Actual Salesを参照するときは、4つの値を参照することになります:
-
販売-> 1月->実績
-
売上-> 2月->実績
-
売上-> 3 ->実績
-
売上-> Qtr1 ->実績
図16-7データベースのActial、Salesスライス

Essbaseが式Margin% = Margin % Salesを計算する場合、各Margin値を取得し、対応するSales値のパーセンテージとして計算されます。
Essbaseはデータベースを一巡して次のようにMargin%を計算します。
-
Margin -> Jan -> ActualをSales -> Jan -> Actualのパーセンテージとして計算します。
結果はMargin% -> Jan -> Actualに配置されます。
-
Margin -> Feb -> ActualをSales -> Feb -> Actualのパーセンテージとして計算します。

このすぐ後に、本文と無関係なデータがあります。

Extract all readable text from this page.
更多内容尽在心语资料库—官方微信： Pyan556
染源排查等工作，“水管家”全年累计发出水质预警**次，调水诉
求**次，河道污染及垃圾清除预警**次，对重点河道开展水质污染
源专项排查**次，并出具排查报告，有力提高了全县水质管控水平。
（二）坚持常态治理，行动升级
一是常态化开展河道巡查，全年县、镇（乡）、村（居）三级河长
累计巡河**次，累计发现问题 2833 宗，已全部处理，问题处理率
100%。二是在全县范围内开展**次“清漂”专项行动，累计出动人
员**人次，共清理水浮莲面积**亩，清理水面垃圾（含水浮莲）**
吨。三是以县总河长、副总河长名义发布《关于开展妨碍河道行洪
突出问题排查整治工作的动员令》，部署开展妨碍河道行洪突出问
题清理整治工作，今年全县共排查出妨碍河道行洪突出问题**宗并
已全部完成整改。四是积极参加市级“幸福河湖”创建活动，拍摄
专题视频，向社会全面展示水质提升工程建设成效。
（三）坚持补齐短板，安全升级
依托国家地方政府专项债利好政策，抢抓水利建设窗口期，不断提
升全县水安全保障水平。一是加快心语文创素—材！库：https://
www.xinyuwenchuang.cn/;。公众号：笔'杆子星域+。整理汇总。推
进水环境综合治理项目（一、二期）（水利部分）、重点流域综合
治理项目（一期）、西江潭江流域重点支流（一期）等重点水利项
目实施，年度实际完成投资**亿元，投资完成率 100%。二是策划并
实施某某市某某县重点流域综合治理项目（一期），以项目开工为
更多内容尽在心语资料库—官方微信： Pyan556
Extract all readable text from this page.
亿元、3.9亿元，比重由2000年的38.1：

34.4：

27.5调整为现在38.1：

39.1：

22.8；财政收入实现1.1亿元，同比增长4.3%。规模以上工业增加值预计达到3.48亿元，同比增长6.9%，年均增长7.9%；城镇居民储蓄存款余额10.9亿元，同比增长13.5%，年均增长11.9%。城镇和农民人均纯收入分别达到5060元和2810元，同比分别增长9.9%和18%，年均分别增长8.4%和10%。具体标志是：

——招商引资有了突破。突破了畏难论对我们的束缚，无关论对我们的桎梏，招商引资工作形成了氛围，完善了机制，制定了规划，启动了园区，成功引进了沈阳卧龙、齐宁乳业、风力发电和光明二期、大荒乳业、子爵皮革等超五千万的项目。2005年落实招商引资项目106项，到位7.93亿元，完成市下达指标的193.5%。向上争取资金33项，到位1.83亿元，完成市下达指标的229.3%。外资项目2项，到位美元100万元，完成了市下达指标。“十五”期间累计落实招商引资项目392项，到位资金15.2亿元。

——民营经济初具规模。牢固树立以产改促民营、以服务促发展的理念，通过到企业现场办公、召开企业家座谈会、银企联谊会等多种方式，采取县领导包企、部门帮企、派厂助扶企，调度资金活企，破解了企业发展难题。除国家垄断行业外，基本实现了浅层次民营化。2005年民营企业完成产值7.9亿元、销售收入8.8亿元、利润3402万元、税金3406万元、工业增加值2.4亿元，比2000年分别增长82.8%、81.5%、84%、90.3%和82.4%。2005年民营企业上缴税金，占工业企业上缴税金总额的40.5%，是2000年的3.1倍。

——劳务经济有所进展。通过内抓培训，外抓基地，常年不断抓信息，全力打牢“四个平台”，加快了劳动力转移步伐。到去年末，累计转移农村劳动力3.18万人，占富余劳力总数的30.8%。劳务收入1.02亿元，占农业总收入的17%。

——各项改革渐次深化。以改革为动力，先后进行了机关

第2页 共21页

結果はMargin% -> Feb -> Actualに配置されます。
-
Margin -> Mar -> ActualをSales -> Mar -> Actualのパーセンテージとして計算します。
結果はMargin% -> Mar -> Actualに配置されます。
-
Margin -> Qtr1 -> ActualをSales -> Qtr1 -> Actualのパーセンテージとして計算します。
結果はMargin% -> Qtr1 -> Actualに配置されます。
-
Margin -> Jan -> BudgetをSales -> Jan -> Budgetのパーセンテージとして計算します。
結果はMargin% -> Jan -> Budgetに配置されます。
-
Essbaseは、データベース内のメンバーのすべての組合せに対するMargin%の計算が終わるまで、データベース全体で処理を繰り返します。
Block Storage Databaseの計算順序を参照してください。